If a dimension only has one attribute, is it worth putting the attribute in the fact table instead? Why should we bother to create a separate table for that dimension, with 2 columns: dim key and that single attribute? That will make the query slow right? Consider a simple 1 dim 1 fact scenario:
create dim1 (dim1key int, attr1 varchar(20))
create fact1 (dim1key int, measure1 money)
A typical star join query for that mart is:
select d.attr1, f.sum(measure1)
from fact1 f
inner join dim1 d on d.dim1key = f.dim1key
group by d.attr1
If we put the attribute in the fact table:
create fact1(attr1 varchar(20), measure1 money)

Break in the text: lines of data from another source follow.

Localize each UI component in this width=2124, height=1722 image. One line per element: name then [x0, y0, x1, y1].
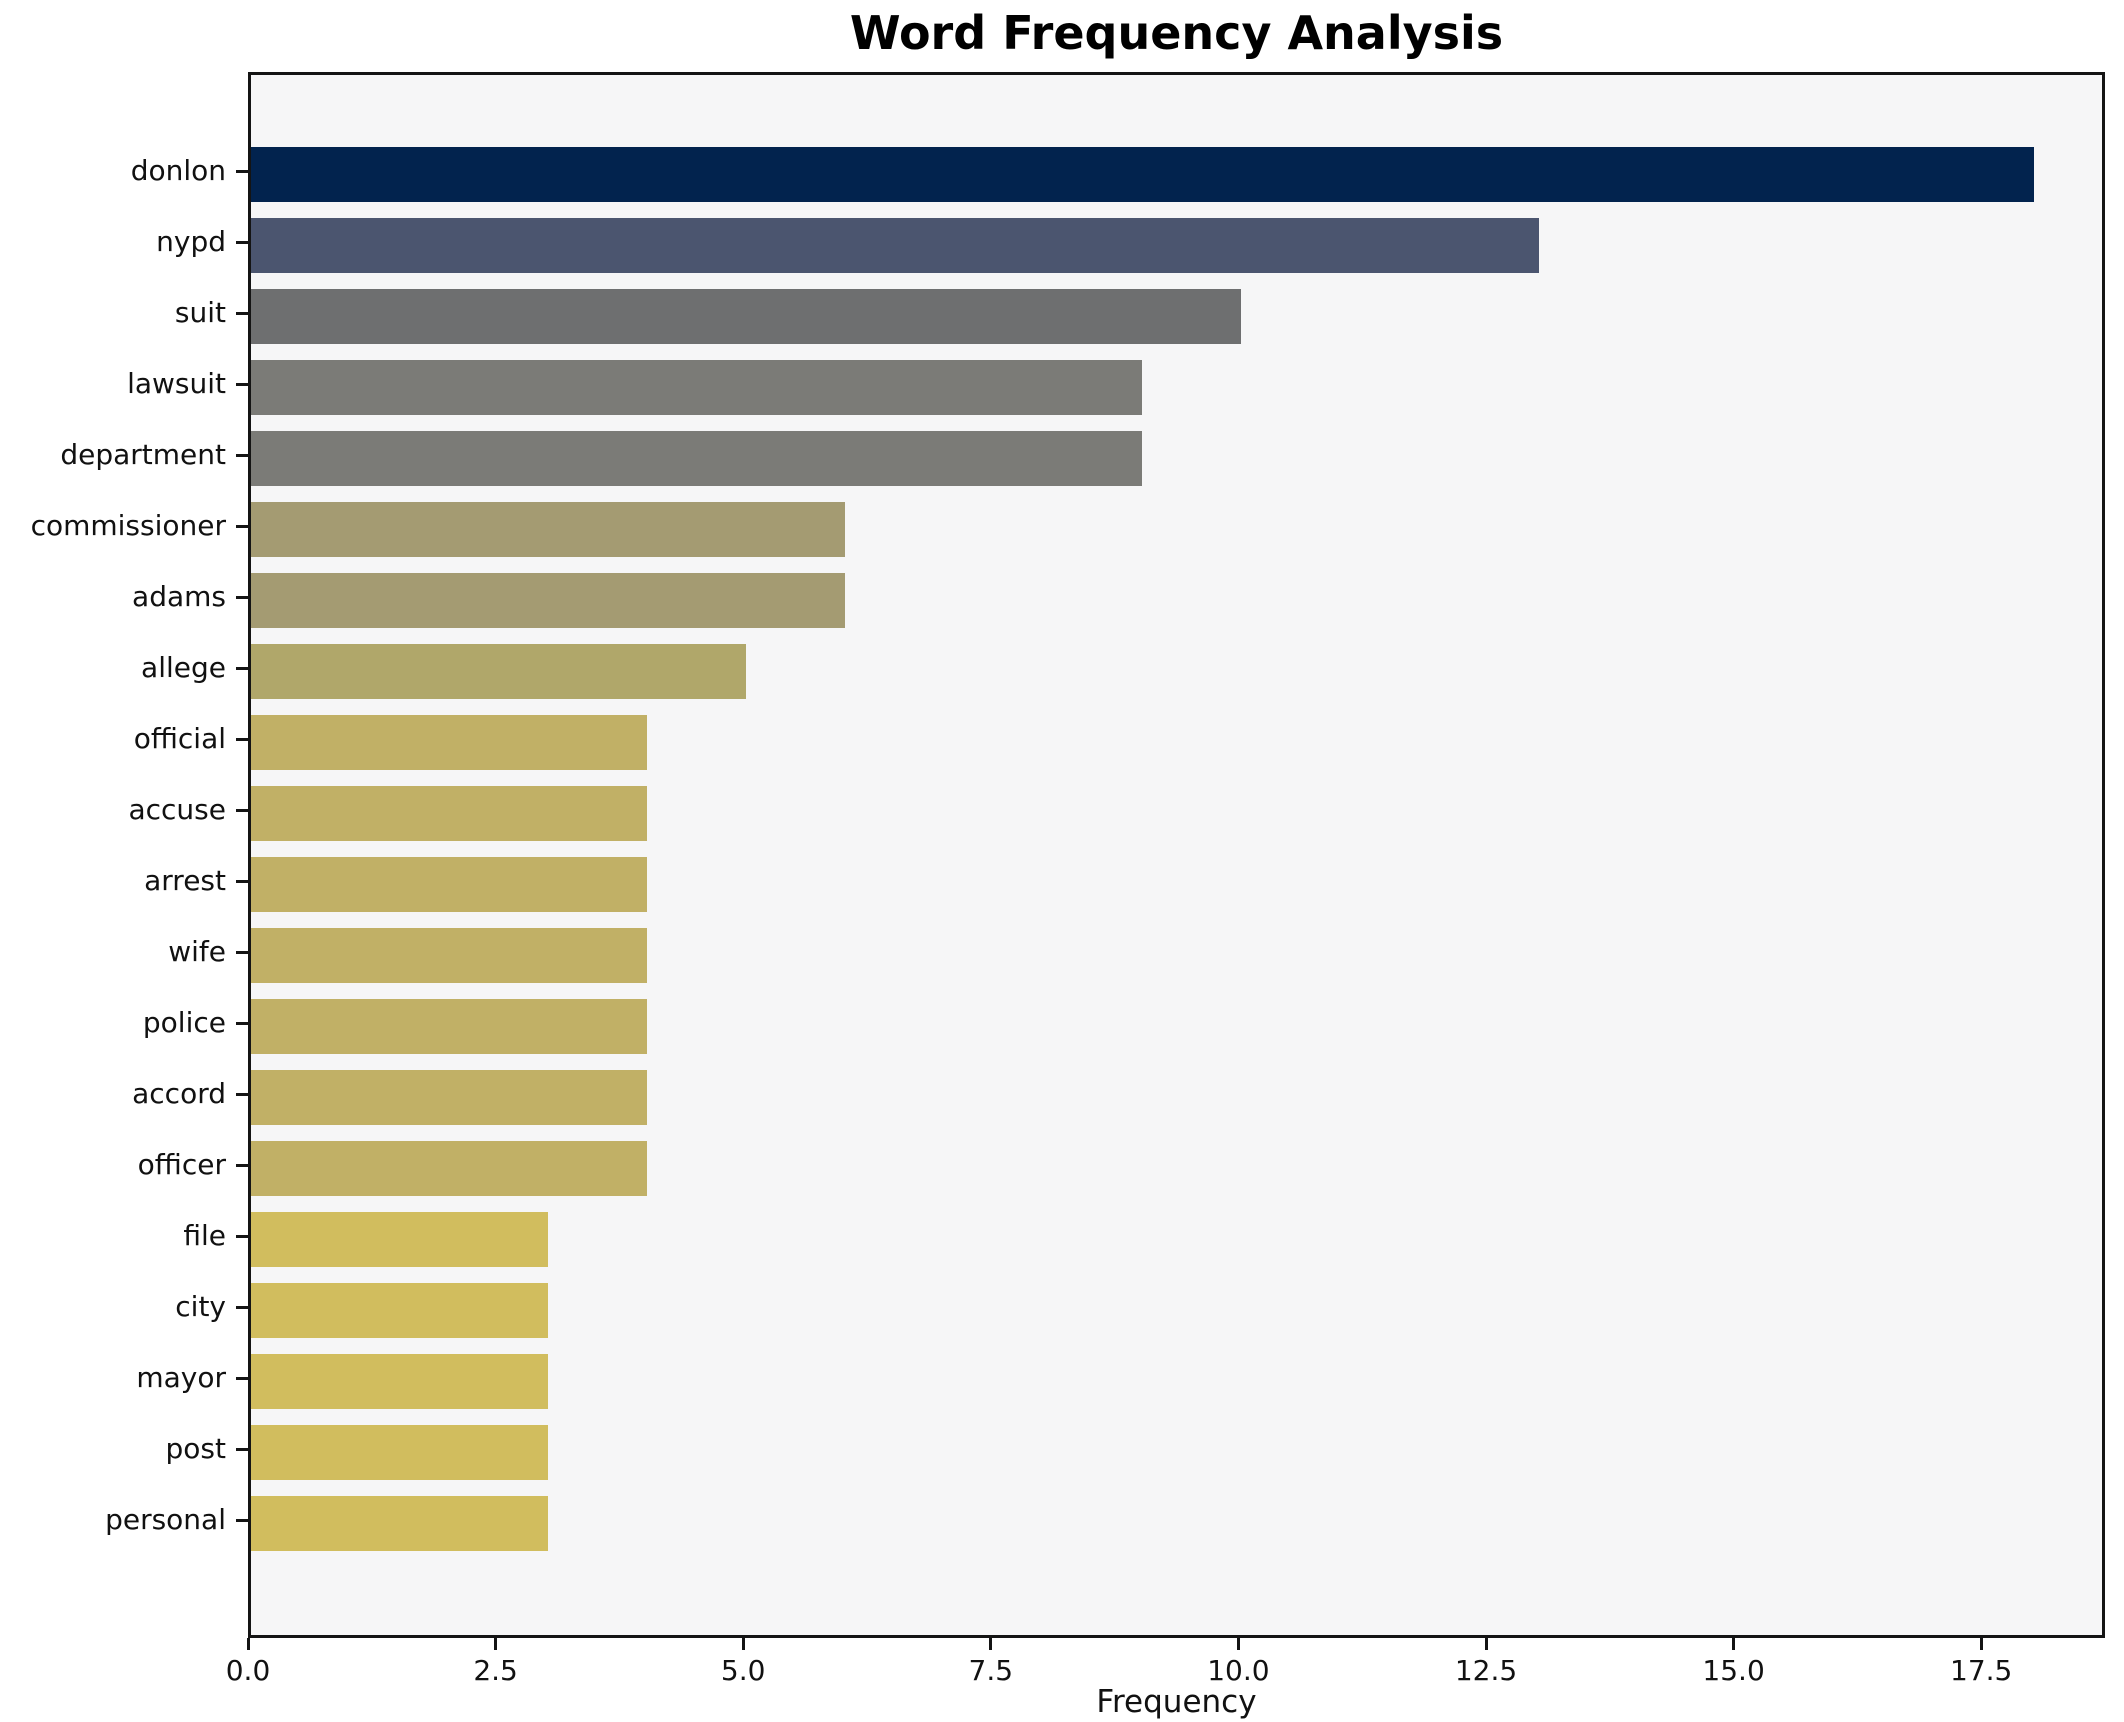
y-tick-mark [236, 1447, 248, 1451]
bar-mayor [251, 1353, 549, 1409]
x-tick-label-15.0: 15.0 [1702, 1654, 1765, 1687]
y-tick-mark [236, 1163, 248, 1167]
y-tick-mark [236, 950, 248, 954]
y-tick-label-accord: accord [132, 1077, 226, 1110]
y-tick-mark [236, 169, 248, 173]
x-tick-mark [741, 1638, 745, 1650]
bar-post [251, 1424, 549, 1480]
y-tick-mark [236, 524, 248, 528]
y-tick-label-adams: adams [132, 580, 226, 613]
bar-file [251, 1211, 549, 1267]
y-axis: donlon nypd suit lawsuit department commissio… [0, 72, 226, 1638]
y-tick-label-wife: wife [168, 935, 226, 968]
x-axis-label: Frequency [1096, 1684, 1257, 1720]
y-tick-label-officer: officer [137, 1148, 226, 1181]
x-tick-label-12.5: 12.5 [1454, 1654, 1518, 1687]
y-tick-label-official: official [133, 722, 226, 755]
y-tick-label-police: police [142, 1006, 226, 1039]
x-tick-mark [1979, 1638, 1983, 1650]
y-tick-label-donlon: donlon [130, 154, 226, 187]
plot-area [248, 72, 2105, 1638]
chart-title: Word Frequency Analysis [849, 6, 1504, 60]
y-tick-mark [236, 311, 248, 315]
bar-accuse [251, 785, 648, 841]
y-tick-label-department: department [60, 438, 226, 471]
y-tick-mark [236, 1305, 248, 1309]
y-tick-label-post: post [165, 1432, 226, 1465]
y-tick-mark [236, 808, 248, 812]
bar-wife [251, 927, 648, 983]
bar-accord [251, 1069, 648, 1125]
bar-personal [251, 1495, 549, 1551]
x-tick-mark [1484, 1638, 1488, 1650]
bar-allege [251, 643, 747, 699]
bar-nypd [251, 217, 1539, 273]
y-tick-mark [236, 1234, 248, 1238]
y-tick-label-mayor: mayor [136, 1361, 226, 1394]
bar-commissioner [251, 501, 846, 557]
y-tick-mark [236, 666, 248, 670]
y-tick-label-file: file [183, 1219, 226, 1252]
y-tick-mark [236, 240, 248, 244]
bar-arrest [251, 856, 648, 912]
x-tick-label-10.0: 10.0 [1207, 1654, 1270, 1687]
bar-suit [251, 288, 1242, 344]
bar-police [251, 998, 648, 1054]
x-tick-mark [1236, 1638, 1240, 1650]
bar-lawsuit [251, 359, 1143, 415]
y-tick-mark [236, 1021, 248, 1025]
y-tick-label-commissioner: commissioner [30, 509, 226, 542]
bar-department [251, 430, 1143, 486]
y-tick-label-city: city [175, 1290, 226, 1323]
y-tick-label-accuse: accuse [128, 793, 226, 826]
bar-adams [251, 572, 846, 628]
x-tick-label-7.5: 7.5 [968, 1654, 1014, 1687]
bar-city [251, 1282, 549, 1338]
y-tick-label-arrest: arrest [144, 864, 226, 897]
x-tick-mark [1732, 1638, 1736, 1650]
bar-officer [251, 1140, 648, 1196]
y-tick-label-suit: suit [174, 296, 226, 329]
y-tick-label-nypd: nypd [156, 225, 226, 258]
x-tick-label-0.0: 0.0 [225, 1654, 271, 1687]
y-tick-mark [236, 1376, 248, 1380]
y-tick-mark [236, 879, 248, 883]
x-tick-mark [246, 1638, 250, 1650]
bar-official [251, 714, 648, 770]
x-tick-label-2.5: 2.5 [473, 1654, 518, 1687]
x-tick-label-5.0: 5.0 [720, 1654, 766, 1687]
y-tick-mark [236, 453, 248, 457]
y-tick-mark [236, 1092, 248, 1096]
y-tick-label-personal: personal [105, 1503, 226, 1536]
y-tick-mark [236, 737, 248, 741]
y-tick-label-lawsuit: lawsuit [127, 367, 226, 400]
y-tick-mark [236, 595, 248, 599]
bar-donlon [251, 146, 2034, 202]
x-tick-label-17.5: 17.5 [1950, 1654, 2013, 1687]
y-tick-mark [236, 382, 248, 386]
y-tick-label-allege: allege [141, 651, 226, 684]
x-tick-mark [989, 1638, 993, 1650]
y-tick-mark [236, 1518, 248, 1522]
x-tick-mark [494, 1638, 498, 1650]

we could query the fact table directly, which means better performance:
select attr1, sum(measure1) from fact1 group by attr1
Well, there are 3 reasons why we should put that single attribute in its own dimension table:
- To keep the fact table slim (4 bytes int rather than 20 bytes varchar)
- If the value changes in the source system, we don’t have to update the big fact table
- Yes it’s only 1 attribute today, but in the future we could have another attribute
There is an exception: snapshot month. We use snapshot month column in a periodic snapshot fact table. Snapshot month in the form of an integer (201003 for March 2010) doesn’t violate the 3 point above.
- It is an integer, not char(6).
- The value never changes, March 2010 will still be March 2010 forever
- There will not be another attribute (snapshot year? there is no such things)
How about snapshot date (20100311)? And snapshot week (201014)? Same thing, in my opinion. They can go directly on the fact table without having a dim table.
If on the other hand it’s a varchar (or char because the length is constant), then it needs to go to its own dimension table. For example: ‘2010-03-11’ (snapshot date), ‘2010-14’ (snapshot week) and ‘2010-03’ (snapshot month).
There is one more thing I need to mention: junk dimension (Kimball’s term). We could (sometimes should) combine dimensions with one attribute into a junk dimension.
VR, 30/9/13: one other factor that we need to consider is the cardinality of the attribute column. Cardinality in database design means “degree of value uniqueness”. An DD attribute with very high cardinality such as order number, transaction ID and invoice ID, should probably be left in the fact table. This is the convention, which was recommended in Kimball’s Data Warehouse Toolkit book (put DD in fact table). But if the DD has very low cardinality (status for example), i would argue that it is beneficial to put it in a separate fact table. Factor #3 above (there will be another attribute) would be applicable to Status DD. Status could have 3 attributes, not just 1: account status code (A, C, S), account status (Active, Closed, Suspended), and account status description (explaining that Suspended means in dispute pending investigation).